Nicholson followed his interest, getting involved in Dungeons & Dragons (D&D) in college, but the biggest impact for him was when he started larping (live action role-play) with the International Fantasy Gaming Society. It was there that he learned the foundations of storytelling and character design.
“I learned how to engage with the world, I learned how to overcome my shyness and I learned how to take on characters,” he says. “Then I got involved in the design of these games and I learned how to deal with groups of people, how to create activities for groups of people to engage with together. So a lot of the skills I still tap today, I built through my years of larping.“
Part of the appeal of escape rooms is not only the challenge, but also the idea behind the game. For Nicholson, his best ideas come from his years of experience playing and designing games, and from thinking of the world as a game.
“I remember when I was up for tenure, the person who was working with me on my tenure case looked at me and said, ‘Scott, do you see all of this as a game?’ And I said, ‘Yes, it is.’ As I said, it's a center. We live in a space, it's got rules and rules are explicit or implicit and we can engage with those rules and not engage with those rules, but they're always running. It’s decades of having built up that body of knowledge is what I tap.”
Just some of the tools available to students at BNGlab.
GALIT RODAN / THE GLOBE AND MAIL
Game design classrooms at Wilfrid Laurier University encourage creativity.
GALIT RODAN / THE GLOBE AND MAIL
His experience is vast, but he also leverages the students who lounge in the BGNlab.
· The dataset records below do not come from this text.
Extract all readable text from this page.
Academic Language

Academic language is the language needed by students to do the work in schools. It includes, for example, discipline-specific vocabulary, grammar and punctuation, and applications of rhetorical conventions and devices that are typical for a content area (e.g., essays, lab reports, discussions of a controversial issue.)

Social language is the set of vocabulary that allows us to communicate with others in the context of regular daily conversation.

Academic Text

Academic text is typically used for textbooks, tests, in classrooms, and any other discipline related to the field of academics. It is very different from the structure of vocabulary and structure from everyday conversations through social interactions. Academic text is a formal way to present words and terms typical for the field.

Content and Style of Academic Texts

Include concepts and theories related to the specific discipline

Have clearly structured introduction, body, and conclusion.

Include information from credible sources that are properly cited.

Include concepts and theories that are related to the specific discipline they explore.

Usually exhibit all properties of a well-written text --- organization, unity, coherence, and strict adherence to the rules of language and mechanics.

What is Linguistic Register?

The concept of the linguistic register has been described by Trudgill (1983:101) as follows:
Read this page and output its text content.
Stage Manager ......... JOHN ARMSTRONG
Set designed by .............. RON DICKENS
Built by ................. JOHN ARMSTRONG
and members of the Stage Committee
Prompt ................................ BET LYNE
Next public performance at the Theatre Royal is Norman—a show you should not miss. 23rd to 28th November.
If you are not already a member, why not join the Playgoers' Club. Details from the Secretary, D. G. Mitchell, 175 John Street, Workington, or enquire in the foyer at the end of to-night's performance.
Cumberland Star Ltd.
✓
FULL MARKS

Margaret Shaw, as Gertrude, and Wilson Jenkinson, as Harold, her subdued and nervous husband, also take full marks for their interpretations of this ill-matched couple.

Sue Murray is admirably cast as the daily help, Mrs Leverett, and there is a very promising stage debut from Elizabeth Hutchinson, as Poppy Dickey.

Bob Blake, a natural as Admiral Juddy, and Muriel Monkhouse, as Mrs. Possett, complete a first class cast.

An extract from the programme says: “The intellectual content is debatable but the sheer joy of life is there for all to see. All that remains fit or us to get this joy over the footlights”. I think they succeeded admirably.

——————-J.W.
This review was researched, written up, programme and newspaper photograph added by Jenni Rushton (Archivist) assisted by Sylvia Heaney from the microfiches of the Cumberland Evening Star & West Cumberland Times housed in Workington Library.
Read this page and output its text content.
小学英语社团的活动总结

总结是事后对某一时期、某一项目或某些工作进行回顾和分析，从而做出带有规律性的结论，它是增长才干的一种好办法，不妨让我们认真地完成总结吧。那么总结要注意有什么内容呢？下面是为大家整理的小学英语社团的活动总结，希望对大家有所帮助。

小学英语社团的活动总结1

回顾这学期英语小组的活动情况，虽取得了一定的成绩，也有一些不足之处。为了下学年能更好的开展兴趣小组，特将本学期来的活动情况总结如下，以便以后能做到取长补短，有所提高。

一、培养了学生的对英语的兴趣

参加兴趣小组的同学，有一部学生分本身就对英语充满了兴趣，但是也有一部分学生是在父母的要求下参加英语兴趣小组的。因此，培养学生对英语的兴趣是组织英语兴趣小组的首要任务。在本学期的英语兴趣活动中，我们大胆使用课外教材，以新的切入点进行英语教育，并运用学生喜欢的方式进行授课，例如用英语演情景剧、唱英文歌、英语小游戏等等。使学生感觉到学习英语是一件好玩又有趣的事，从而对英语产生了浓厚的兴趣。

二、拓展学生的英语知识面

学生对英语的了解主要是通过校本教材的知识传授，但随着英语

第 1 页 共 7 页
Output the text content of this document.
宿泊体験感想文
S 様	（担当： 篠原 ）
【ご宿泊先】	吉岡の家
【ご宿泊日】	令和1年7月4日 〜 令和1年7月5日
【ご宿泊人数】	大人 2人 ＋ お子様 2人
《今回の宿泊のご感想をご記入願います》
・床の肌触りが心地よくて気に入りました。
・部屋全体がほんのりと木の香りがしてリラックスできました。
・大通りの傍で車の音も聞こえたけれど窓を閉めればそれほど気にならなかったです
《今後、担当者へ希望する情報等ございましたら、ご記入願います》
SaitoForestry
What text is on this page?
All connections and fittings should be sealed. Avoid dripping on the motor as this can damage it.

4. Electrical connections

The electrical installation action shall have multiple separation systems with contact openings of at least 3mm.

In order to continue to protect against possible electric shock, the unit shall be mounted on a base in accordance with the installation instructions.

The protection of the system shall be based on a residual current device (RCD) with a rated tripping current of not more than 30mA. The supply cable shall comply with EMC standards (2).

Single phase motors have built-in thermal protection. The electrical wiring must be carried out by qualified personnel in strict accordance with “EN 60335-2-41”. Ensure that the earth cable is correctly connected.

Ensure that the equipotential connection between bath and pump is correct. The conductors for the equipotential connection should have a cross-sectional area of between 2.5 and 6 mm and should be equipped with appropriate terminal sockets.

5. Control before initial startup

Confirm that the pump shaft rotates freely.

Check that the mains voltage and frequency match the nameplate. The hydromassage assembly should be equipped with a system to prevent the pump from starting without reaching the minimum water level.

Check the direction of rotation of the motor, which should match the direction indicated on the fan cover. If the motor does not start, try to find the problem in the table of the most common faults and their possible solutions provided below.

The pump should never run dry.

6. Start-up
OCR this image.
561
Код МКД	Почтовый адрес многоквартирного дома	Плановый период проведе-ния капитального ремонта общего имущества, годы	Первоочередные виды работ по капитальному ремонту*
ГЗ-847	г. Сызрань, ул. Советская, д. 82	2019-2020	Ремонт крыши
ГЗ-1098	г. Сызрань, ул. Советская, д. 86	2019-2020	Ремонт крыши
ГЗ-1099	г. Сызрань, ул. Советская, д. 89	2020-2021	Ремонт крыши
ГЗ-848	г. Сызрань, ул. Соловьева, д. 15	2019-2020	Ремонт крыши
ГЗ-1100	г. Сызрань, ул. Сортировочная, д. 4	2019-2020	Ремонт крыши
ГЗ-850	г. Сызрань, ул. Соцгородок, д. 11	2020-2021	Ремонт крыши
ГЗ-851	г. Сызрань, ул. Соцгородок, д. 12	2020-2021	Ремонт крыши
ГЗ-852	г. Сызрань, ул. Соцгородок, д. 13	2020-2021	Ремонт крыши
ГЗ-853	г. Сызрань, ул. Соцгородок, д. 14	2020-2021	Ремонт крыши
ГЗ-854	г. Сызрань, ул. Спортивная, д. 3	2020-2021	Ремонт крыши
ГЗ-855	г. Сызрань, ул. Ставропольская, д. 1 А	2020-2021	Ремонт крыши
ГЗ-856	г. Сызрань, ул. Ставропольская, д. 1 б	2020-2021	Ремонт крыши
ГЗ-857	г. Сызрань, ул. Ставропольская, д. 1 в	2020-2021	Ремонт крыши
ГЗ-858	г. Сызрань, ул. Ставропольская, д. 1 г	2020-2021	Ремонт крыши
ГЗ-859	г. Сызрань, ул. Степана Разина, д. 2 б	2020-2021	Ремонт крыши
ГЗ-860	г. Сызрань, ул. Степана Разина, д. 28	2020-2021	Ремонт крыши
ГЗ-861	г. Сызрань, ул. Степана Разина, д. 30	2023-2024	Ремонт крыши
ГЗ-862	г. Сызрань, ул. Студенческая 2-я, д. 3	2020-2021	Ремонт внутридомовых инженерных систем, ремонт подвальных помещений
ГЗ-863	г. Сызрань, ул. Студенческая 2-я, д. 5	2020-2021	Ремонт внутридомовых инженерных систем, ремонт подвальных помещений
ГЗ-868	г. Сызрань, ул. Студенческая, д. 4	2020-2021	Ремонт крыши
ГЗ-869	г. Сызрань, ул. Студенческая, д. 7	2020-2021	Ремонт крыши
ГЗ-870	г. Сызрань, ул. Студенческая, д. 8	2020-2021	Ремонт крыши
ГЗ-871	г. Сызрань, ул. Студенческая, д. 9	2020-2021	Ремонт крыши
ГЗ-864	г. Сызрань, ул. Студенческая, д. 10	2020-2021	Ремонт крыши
When he’s mulling over an idea, he heads into the lounge attached to the lab and chats with his 18-20-year-old students, which often triggers something from his history of gaming. He says he benefits from different perspectives, and from the diversity of students and their ideas.
“Having an intergenerational design team with multiple genders, multiple backgrounds and as diverse as we can, that's how you get a wide spectrum of ideas coming to the table, plus it helps the students realize that everything you see in the world, TV shows, movies and what you read – all of that represents a fertile ground to pull your games from. That's how we stay away from being stale and making a game that looks just like the last year's game,” he says.
He also uses members of the public as game testers. Since the campus is downtown and across from the public library and local mall, they run tests with the public at the two locations before the games are released.
The goal of Mr. Nicholson's games is to teach teamwork, learn a little history and, of course, to be challenged and have fun.
Prototyping and testing are essential to the Mr. Nicholson's design process.
GALIT RODAN / THE GLOBE AND MAIL
Designing escape rooms for Red Bull is a lot of fun, but Nicholson’s passion is making escape rooms for museums and other cultural institutions. “Intergenerational escape rooms, where everyone gets to be a hero, are my favorite games to create.”
With one of Nicholson’s escape rooms, a family can put the screens away and work together to defeat a common challenge while learning something in the process. The trick, he says, is to use types of actions to appeal to different age groups. For example, a young child will like to hide or instructions might be given via audio. Older kids and adults get challenging puzzles to solve, and there might be the gamemaster, a character in the game who can help the family along by giving them directions that they may or may not choose to listen to as they play through the game. The goal of his games is to teach teamwork, learn a little history of the place and time where the game is set and, of course, to be challenged and have fun.
Mr. Nicholson surrounds himself with games, including the impressive library housed in BNGlab.
GALIT RODAN / THE GLOBE AND MAIL
For a man who designs games, you’d expect him to spent his downtime away from games, but no. When he relaxes, he relaxes with a console in his hands. That’s right, the game designer relaxes with video games.
“Analog games are games and escape rooms,” he says. “That's what I'm doing for work. Video games are things that I'm playing for fun when I'm playing. If I'm playing video games, then that's a time I can just shut off.”
There’s also the farm where he’s just moved by himself. Growing up on a farm, having some land and open space helps him recharge. “I'm finding getting back outside and engaging with the land and engaging with pottering around the barn and doing little tasks, all of those things are really helping me to recharge with the world around me.”